The term "Bagging" aptly describes this process and the concept of forming multiple "bags" of data:

1) Bootstrap Sampling: Bagging initiates the process by crafting multiple subsets of the original training data. Each subset is created by randomly selecting data from the original dataset with replacement. Consequently, some data points may be included multiple times within a subset, while others may not be included at all. These subsets are commonly referred to as "bags."

2) Aggregation: Subsequently, once the bags are generated, a separate model is trained using each bag's respective training data.
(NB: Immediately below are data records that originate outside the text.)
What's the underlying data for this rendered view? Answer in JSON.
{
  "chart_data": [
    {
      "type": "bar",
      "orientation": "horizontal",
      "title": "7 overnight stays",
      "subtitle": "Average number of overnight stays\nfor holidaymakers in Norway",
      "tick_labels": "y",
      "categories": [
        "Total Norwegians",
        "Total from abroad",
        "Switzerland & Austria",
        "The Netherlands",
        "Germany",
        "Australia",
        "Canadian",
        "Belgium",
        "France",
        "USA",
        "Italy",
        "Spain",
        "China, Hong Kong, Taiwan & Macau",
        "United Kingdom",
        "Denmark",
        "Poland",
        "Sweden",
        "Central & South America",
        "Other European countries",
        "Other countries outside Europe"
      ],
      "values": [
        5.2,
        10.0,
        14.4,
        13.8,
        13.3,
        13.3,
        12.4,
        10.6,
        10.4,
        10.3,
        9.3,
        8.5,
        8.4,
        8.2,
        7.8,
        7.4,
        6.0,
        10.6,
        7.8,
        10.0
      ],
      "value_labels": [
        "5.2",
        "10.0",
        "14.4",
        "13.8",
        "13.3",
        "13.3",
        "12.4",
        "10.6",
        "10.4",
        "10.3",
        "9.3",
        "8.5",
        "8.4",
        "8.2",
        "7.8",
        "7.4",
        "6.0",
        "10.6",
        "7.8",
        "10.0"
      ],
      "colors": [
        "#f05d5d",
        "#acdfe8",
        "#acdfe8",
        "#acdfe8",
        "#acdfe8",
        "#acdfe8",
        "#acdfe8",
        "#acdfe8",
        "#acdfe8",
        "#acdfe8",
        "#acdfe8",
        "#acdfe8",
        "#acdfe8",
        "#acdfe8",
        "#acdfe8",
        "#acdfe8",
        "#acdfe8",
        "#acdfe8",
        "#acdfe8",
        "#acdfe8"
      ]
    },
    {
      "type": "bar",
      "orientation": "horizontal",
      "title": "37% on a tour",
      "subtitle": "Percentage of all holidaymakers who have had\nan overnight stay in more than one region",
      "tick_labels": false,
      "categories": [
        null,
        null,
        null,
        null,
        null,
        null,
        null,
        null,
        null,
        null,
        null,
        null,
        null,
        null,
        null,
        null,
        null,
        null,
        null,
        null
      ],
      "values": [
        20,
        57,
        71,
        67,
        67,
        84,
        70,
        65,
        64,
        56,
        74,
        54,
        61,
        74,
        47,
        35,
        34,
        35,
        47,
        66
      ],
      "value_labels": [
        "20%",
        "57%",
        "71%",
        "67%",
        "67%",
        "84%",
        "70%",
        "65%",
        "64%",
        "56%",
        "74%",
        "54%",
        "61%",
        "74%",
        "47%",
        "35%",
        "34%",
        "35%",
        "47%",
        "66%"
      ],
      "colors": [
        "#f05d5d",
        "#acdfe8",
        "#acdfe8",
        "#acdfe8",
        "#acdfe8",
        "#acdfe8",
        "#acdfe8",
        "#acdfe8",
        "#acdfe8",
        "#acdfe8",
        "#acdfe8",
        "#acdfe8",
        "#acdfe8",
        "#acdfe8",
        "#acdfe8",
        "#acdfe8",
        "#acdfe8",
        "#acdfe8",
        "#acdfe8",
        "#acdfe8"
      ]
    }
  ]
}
For instance, when working with decision trees, each model corresponds to an individual decision tree trained on a different bag of data.

3) Predictions and Aggregation: Upon completing the training phase, each individual model generates predictions for new, unseen data. The ultimate prediction is obtained by aggregating the predictions from all individual models. In classification tasks, the majority voting method is frequently employed, whereby the predicted class that appears most frequently across all models is selected. In regression tasks, it is customary to compute the average of the predicted values from all models.

The term "Bootstrap" in "Bagging" alludes to the random sampling procedure with replacement utilized to create the bags of data. Bootstrap sampling entails producing new datasets that closely resemble the original data but exhibit some variability due to the random sampling process.